I try to tell my family and friends that its a new idea I had for community outreach, but I don't think their buying it.
I recently was given a set of golf clubs and soon discovered why people (who by all other accounts were perfectly well-adjusted) become passionately unhinged over a sport that was obviously created to frustrate even the most patient of souls. It drives me crazy, but I can't stop wanting to try and hit that stupid ball as straight and as far as I can! What is wrong with me? Golf always seemed so pretentious, and it is! Who, in their right frame of mind, would actually think they have the control and the skill to hit that dumb, dimpled ball anywhere close to where they hope it will end up?! And yet I don't want to stop trying. I tell myself I do it to "let off some steam," to relax, to expend some of my stored up stress-load, but honestly, this futile attempt at gaining mastery over a small plastic ball with a long metal club sometimes pushes me right over the edge! I might as well have a rock strapped on to a stick and be swinging at the "gum-balls" that fall out of the neighbor's tree into my yard! (I'd look just as silly, but my yard would be a little more kept...)
Anyway, I got to thinking as I was reflecting over this newly-found hobby. So many times this is what my life has been like! One moment I think I've finally mastered some area of my life that needed attention, and then BAM!!, I'm right back to the same old habit, or attitude, or negative way of looking at things. I dive back into my old divets and wonder why the outcome only made it about 6 feet from the tee. But just like golf, the answer usually lies in my own two hands, and in my head. I'd like to blame the wind, the sun in my eyes, the arthritis in my knuckles, or my dog barking while I was trying to focus, but truth be told, it was probably the way I gripped the club too tightly, and the way I was over-thinking my swing.

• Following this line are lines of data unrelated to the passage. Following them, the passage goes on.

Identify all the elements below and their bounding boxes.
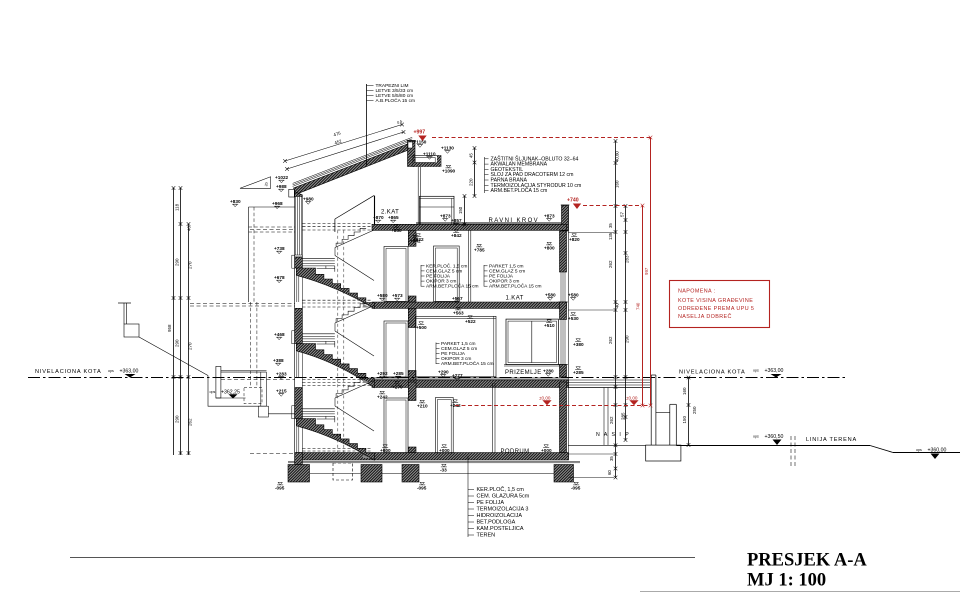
svg-text:160: 160 bbox=[615, 180, 620, 188]
svg-text:250: 250 bbox=[692, 406, 697, 414]
svg-text:285: 285 bbox=[621, 412, 626, 420]
svg-text:+277: +277 bbox=[452, 373, 463, 378]
svg-text:+530: +530 bbox=[568, 316, 579, 321]
svg-text:740: 740 bbox=[636, 302, 641, 310]
svg-text:+865: +865 bbox=[388, 215, 399, 220]
svg-text:40: 40 bbox=[615, 303, 620, 308]
svg-text:±0,00: ±0,00 bbox=[539, 396, 551, 401]
svg-text:ARM.BET.PLOČA 15 cm: ARM.BET.PLOČA 15 cm bbox=[441, 360, 494, 367]
svg-text:290: 290 bbox=[175, 415, 180, 423]
svg-text:150: 150 bbox=[682, 415, 687, 423]
svg-text:290: 290 bbox=[175, 339, 180, 347]
svg-text:+270: +270 bbox=[392, 385, 403, 390]
svg-text:958: 958 bbox=[167, 324, 172, 332]
svg-text:PARKET 1,5 cm: PARKET 1,5 cm bbox=[441, 341, 475, 347]
svg-text:+573: +573 bbox=[392, 293, 403, 298]
svg-text:+678: +678 bbox=[274, 275, 285, 280]
svg-text:+800: +800 bbox=[544, 246, 555, 251]
svg-text:+000: +000 bbox=[541, 448, 552, 453]
svg-text:ODREĐENE PREMA UPU 5: ODREĐENE PREMA UPU 5 bbox=[678, 306, 754, 312]
svg-text:290: 290 bbox=[625, 335, 630, 343]
svg-text:270: 270 bbox=[188, 342, 193, 350]
svg-text:+468: +468 bbox=[274, 332, 285, 337]
svg-text:+873: +873 bbox=[440, 214, 451, 219]
svg-text:+215: +215 bbox=[276, 389, 287, 394]
svg-text:+980: +980 bbox=[303, 197, 314, 202]
svg-text:+283: +283 bbox=[276, 372, 287, 377]
svg-text:-095: -095 bbox=[571, 486, 581, 491]
svg-text:LETVE 5/5/80 cm: LETVE 5/5/80 cm bbox=[376, 93, 414, 99]
svg-text:+290: +290 bbox=[438, 370, 449, 375]
svg-text:262: 262 bbox=[608, 336, 613, 344]
svg-text:+850: +850 bbox=[391, 228, 402, 233]
svg-text:+580: +580 bbox=[568, 293, 579, 298]
svg-text:35: 35 bbox=[608, 223, 613, 228]
svg-text:+1022: +1022 bbox=[275, 175, 289, 180]
svg-text:ops: ops bbox=[916, 448, 922, 452]
svg-text:40,60: 40,60 bbox=[615, 151, 620, 162]
svg-text:+1130: +1130 bbox=[441, 146, 454, 151]
svg-text:CEM.GLAZ 5 cm: CEM.GLAZ 5 cm bbox=[489, 268, 525, 274]
svg-text:TRAPEZNI LIM: TRAPEZNI LIM bbox=[376, 83, 409, 89]
svg-text:1.KAT: 1.KAT bbox=[506, 295, 524, 301]
svg-text:+857: +857 bbox=[451, 218, 462, 223]
svg-text:35: 35 bbox=[609, 456, 614, 461]
svg-text:ops: ops bbox=[753, 435, 759, 439]
svg-text:57: 57 bbox=[620, 211, 625, 217]
svg-text:PARKET 1,5 cm: PARKET 1,5 cm bbox=[489, 263, 523, 269]
svg-text:NIVELACIONA KOTA: NIVELACIONA KOTA bbox=[35, 369, 101, 375]
svg-text:+740: +740 bbox=[567, 198, 579, 204]
svg-text:+360,50: +360,50 bbox=[765, 434, 784, 440]
svg-text:NIVELACIONA KOTA: NIVELACIONA KOTA bbox=[679, 370, 745, 376]
svg-text:+522: +522 bbox=[465, 319, 476, 324]
svg-text:ops: ops bbox=[753, 369, 759, 373]
svg-text:LINIJA TERENA: LINIJA TERENA bbox=[806, 437, 857, 443]
svg-text:ops: ops bbox=[108, 369, 114, 373]
svg-text:LETVE 3/5/33 cm: LETVE 3/5/33 cm bbox=[376, 88, 414, 94]
svg-text:±0,00: ±0,00 bbox=[626, 396, 638, 401]
svg-text:262: 262 bbox=[608, 260, 613, 268]
svg-text:ARM.BET.PLOČA 15 cm: ARM.BET.PLOČA 15 cm bbox=[489, 283, 542, 290]
svg-text:+292: +292 bbox=[377, 371, 388, 376]
svg-text:KAM.POSTELJICA: KAM.POSTELJICA bbox=[477, 526, 524, 532]
svg-text:+000: +000 bbox=[380, 448, 391, 453]
svg-text:+285: +285 bbox=[573, 370, 584, 375]
svg-text:KOTE VISINA GRAĐEVINE: KOTE VISINA GRAĐEVINE bbox=[678, 298, 753, 304]
svg-text:+822: +822 bbox=[413, 237, 424, 242]
svg-text:RAVNI KROV: RAVNI KROV bbox=[489, 218, 540, 224]
svg-text:40: 40 bbox=[187, 225, 192, 231]
svg-text:+968: +968 bbox=[272, 201, 283, 206]
svg-text:+363,00: +363,00 bbox=[765, 368, 784, 374]
svg-text:OKIPOR 3 cm: OKIPOR 3 cm bbox=[426, 279, 456, 285]
svg-text:+873: +873 bbox=[544, 214, 555, 219]
svg-text:-33: -33 bbox=[440, 468, 447, 473]
svg-text:PE FOLIJA: PE FOLIJA bbox=[426, 274, 451, 280]
svg-text:+580: +580 bbox=[377, 293, 388, 298]
svg-text:+1110: +1110 bbox=[423, 152, 436, 157]
svg-text:+285: +285 bbox=[393, 371, 404, 376]
svg-text:-095: -095 bbox=[275, 486, 285, 491]
svg-text:262: 262 bbox=[609, 416, 614, 424]
svg-text:+510: +510 bbox=[544, 323, 555, 328]
svg-text:160: 160 bbox=[682, 387, 687, 395]
svg-text:+870: +870 bbox=[373, 215, 384, 220]
svg-text:PODRUM: PODRUM bbox=[501, 449, 530, 455]
svg-text:+363,00: +363,00 bbox=[120, 368, 139, 374]
svg-text:ARM.BET.PLOČA 15 cm: ARM.BET.PLOČA 15 cm bbox=[426, 283, 479, 290]
svg-text:NASELJA DOBREČ: NASELJA DOBREČ bbox=[678, 313, 732, 320]
svg-text:CEM. GLAZURA 5cm: CEM. GLAZURA 5cm bbox=[477, 494, 530, 500]
svg-text:A.B.PLOČA 15 cm: A.B.PLOČA 15 cm bbox=[376, 97, 415, 104]
svg-text:KER.PLOČ, 1,5 cm: KER.PLOČ, 1,5 cm bbox=[477, 486, 525, 493]
svg-text:+738: +738 bbox=[274, 246, 285, 251]
svg-text:60: 60 bbox=[607, 470, 612, 475]
svg-text:+988: +988 bbox=[276, 184, 287, 189]
svg-text:TERMOIZOLACIJA 3: TERMOIZOLACIJA 3 bbox=[477, 507, 529, 513]
svg-text:+388: +388 bbox=[273, 358, 284, 363]
svg-text:NAPOMENA :: NAPOMENA : bbox=[678, 289, 716, 295]
svg-text:+360,00: +360,00 bbox=[928, 447, 947, 453]
svg-text:KER.PLOČ. 1,5 cm: KER.PLOČ. 1,5 cm bbox=[426, 262, 467, 269]
svg-text:150: 150 bbox=[458, 206, 463, 214]
svg-text:PE FOLIJA: PE FOLIJA bbox=[489, 274, 514, 280]
svg-text:+567: +567 bbox=[452, 296, 463, 301]
svg-text:220: 220 bbox=[469, 178, 474, 186]
svg-text:+563: +563 bbox=[453, 311, 464, 316]
svg-text:TEREN: TEREN bbox=[477, 533, 496, 539]
svg-text:BET.PODLOGA: BET.PODLOGA bbox=[477, 520, 516, 526]
svg-text:+785: +785 bbox=[474, 248, 485, 253]
svg-text:+820: +820 bbox=[569, 237, 580, 242]
svg-text:+380: +380 bbox=[573, 342, 584, 347]
svg-text:PE FOLIJA: PE FOLIJA bbox=[477, 500, 505, 506]
svg-text:HIDROIZOLACIJA: HIDROIZOLACIJA bbox=[477, 513, 523, 519]
svg-text:+210: +210 bbox=[417, 404, 428, 409]
svg-text:+000: +000 bbox=[439, 448, 450, 453]
svg-text:PRESJEK A-A: PRESJEK A-A bbox=[747, 551, 867, 571]
svg-text:ops: ops bbox=[210, 390, 216, 394]
svg-text:997: 997 bbox=[644, 267, 649, 275]
svg-text:OKIPOR 3 cm: OKIPOR 3 cm bbox=[441, 356, 471, 362]
svg-text:CEM.GLAZ 5 cm: CEM.GLAZ 5 cm bbox=[426, 268, 462, 274]
svg-text:+997: +997 bbox=[414, 130, 426, 136]
svg-text:+842: +842 bbox=[451, 233, 462, 238]
svg-text:135: 135 bbox=[608, 232, 613, 240]
svg-text:+242: +242 bbox=[377, 395, 388, 400]
svg-text:MJ 1: 100: MJ 1: 100 bbox=[747, 571, 826, 591]
svg-text:-095: -095 bbox=[417, 486, 427, 491]
svg-text:+500: +500 bbox=[416, 325, 427, 330]
svg-text:PRIZEMLJE: PRIZEMLJE bbox=[505, 370, 542, 376]
svg-text:CEM.GLAZ 5 cm: CEM.GLAZ 5 cm bbox=[441, 346, 477, 352]
svg-text:290: 290 bbox=[175, 258, 180, 266]
svg-text:+830: +830 bbox=[230, 199, 241, 204]
svg-text:283: 283 bbox=[625, 255, 630, 263]
svg-text:270: 270 bbox=[188, 261, 193, 269]
svg-text:+1150: +1150 bbox=[414, 140, 427, 145]
svg-text:262: 262 bbox=[188, 418, 193, 426]
svg-text:45: 45 bbox=[469, 153, 474, 158]
svg-text:PE FOLIJA: PE FOLIJA bbox=[441, 351, 466, 357]
svg-text:+580: +580 bbox=[545, 293, 556, 298]
svg-text:ARM.BET.PLOČA 15 cm: ARM.BET.PLOČA 15 cm bbox=[491, 187, 548, 194]
svg-text:OKIPOR 3 cm: OKIPOR 3 cm bbox=[489, 279, 519, 285]
svg-text:+1090: +1090 bbox=[442, 169, 456, 174]
svg-text:118: 118 bbox=[175, 203, 180, 211]
svg-text:+280: +280 bbox=[543, 369, 554, 374]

Too often, I forget to let God have control; let Him make the changes in me, and I end up right back where I started. I grip to tightly, instead of just relaxing, and letting God handle it. I over-think the whole process even though God's Word tells me plainly, "Lean not on your own understanding..." The lousy results seem to mock me, just like that stupid little ball that now lies only about 6 feet from where I whiffed it.
I feel I'll never have the confidence to go to an actual golf-course, so I just stay right here in my own front yard, hoping beyond hope to be able to hit the ball over those trees into that open field across the road on a consistent basis. (Trust me, the people driving by hope for this as well!) It's these personal struggles that sometimes beat on us the hardest. And yet the Bible shows me time and time again that God is full of mercy and grace. Whether or not, I feel like I am "the man for the job" doesn't really matter. What matters is that I am being obedient, and truly seeking God's spirit in whatever I do, say, think and feel. It is then that He can use me to the furtherment of His kingdom, and it is then that I can truly begin to grow.
God, help me to relax, to let your thoughts be my thoughts, and by the way, please don't let the ball hit my neighbor-lady across the street.